From the January-February 2018 issue of News & Letters
We honor the life of Narihiko Ito (1931-2017) and mourn his death on Nov. 29. Ito was one of the world’s foremost scholars on Rosa Luxemburg and wrote profoundly on her life and thought. He founded the International Rosa Luxemburg Society and chaired it for almost four decades. Looking back to its founding, he wrote that after the USSR invaded Afghanistan in December 1979, he saw the need for a Rosa Luxemburg Association (RLA) because “I thought we had to create a principle of the new Socialism by studying Rosa Luxemburg’s works and theory” (“A Japanese Marxist’s View: Luxemburg, Dunayevskaya and 21st Century Socialism,” May-June 2010 N&L, see page 5).
DEVOTED TO STRUGGLE AND THOUGHT
Ito was a lifelong anti-war activist and theoretician, writing often in defense of Article 9 of the Japanese
Constitution, which formally outlaws war by the Japanese state and the maintenance of armed forces with war potential.

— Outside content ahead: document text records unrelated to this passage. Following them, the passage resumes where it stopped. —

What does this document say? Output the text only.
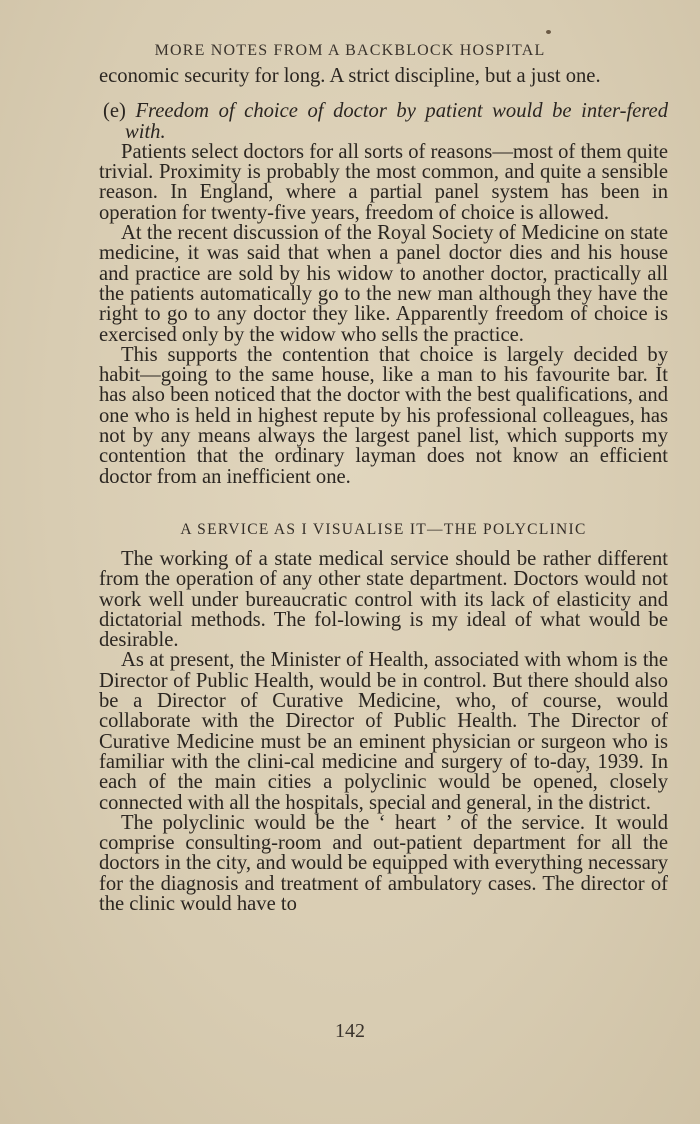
MORE NOTES FROM A BACKBLOCK HOSPITAL

economic security for long. A strict discipline, but a just one.

(e) Freedom of choice of doctor by patient would be inter-fered with.

Patients select doctors for all sorts of reasons—most of them quite trivial. Proximity is probably the most common, and quite a sensible reason. In England, where a partial panel system has been in operation for twenty-five years, freedom of choice is allowed.

At the recent discussion of the Royal Society of Medicine on state medicine, it was said that when a panel doctor dies and his house and practice are sold by his widow to another doctor, practically all the patients automatically go to the new man although they have the right to go to any doctor they like. Apparently freedom of choice is exercised only by the widow who sells the practice.

This supports the contention that choice is largely decided by habit—going to the same house, like a man to his favourite bar. It has also been noticed that the doctor with the best qualifications, and one who is held in highest repute by his professional colleagues, has not by any means always the largest panel list, which supports my contention that the ordinary layman does not know an efficient doctor from an inefficient one.

A SERVICE AS I VISUALISE IT—THE POLYCLINIC

The working of a state medical service should be rather different from the operation of any other state department. Doctors would not work well under bureaucratic control with its lack of elasticity and dictatorial methods. The fol-lowing is my ideal of what would be desirable.

As at present, the Minister of Health, associated with whom is the Director of Public Health, would be in control. But there should also be a Director of Curative Medicine, who, of course, would collaborate with the Director of Public Health. The Director of Curative Medicine must be an eminent physician or surgeon who is familiar with the clini-cal medicine and surgery of to-day, 1939. In each of the main cities a polyclinic would be opened, closely connected with all the hospitals, special and general, in the district.

The polyclinic would be the ‘ heart ’ of the service. It would comprise consulting-room and out-patient department for all the doctors in the city, and would be equipped with everything necessary for the diagnosis and treatment of ambulatory cases. The director of the clinic would have to

142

He sought Japan’s reconciliation with Korea and China, both of which had been brutally occupied by Japan before and during World War II. He served as Co-Chairman of the non-state International Criminal Tribunal for Afghanistan and International Criminal Tribunal for Iraq.
As a professor in social sciences at Chuô University in Tokyo, visiting professor in various universities, activist and scholar, Ito published numerous articles and books in Japanese, German and English, including, among others, “Rosa Luxemburg. Economic and Historic-Political Aspects of Her Work” and “The Peace Article of the Japanese Constitution—for a World without War and Militarism.”
For News & Letters Ito wrote “Karl Marx and Rosa Luxemburg Are Revolutionaries for Our Time” (Jan.-Feb. 1992, p. 6), “Luxemburg Rooted in Women’s Liberation” (Dec. 1992, p. 5), “A Japanese Marxist’s View: Luxemburg, Dunayevskaya and 21st Century Socialism,” May-June 2010 N&L, see p. 5), and “Fukushima’s ‘Man-Made Disaster’” (July-Aug. 2011, see p. 4).
ITO’S FRIENDSHIP WITH DUNAYEVSKAYA
In the memorial issue of N&L to Raya Dunayevskaya (July 25, 1987, in the “On the International Impact of Marxist-Humanism” section, see p. 9), he recounted how she had written to him in early 1980 as soon as she heard of the RLA’s founding, and sent him a draft chapter from the book she was writing, Rosa Luxemburg, Women’s Liberation, and Marx’s Philosophy of Revolution. Then:
“In April 1980, I had a one-hour program on Rosa Luxemburg on Japanese TV. I introduced the Japanese public to Raya’s study. That was the beginning of our friendship.”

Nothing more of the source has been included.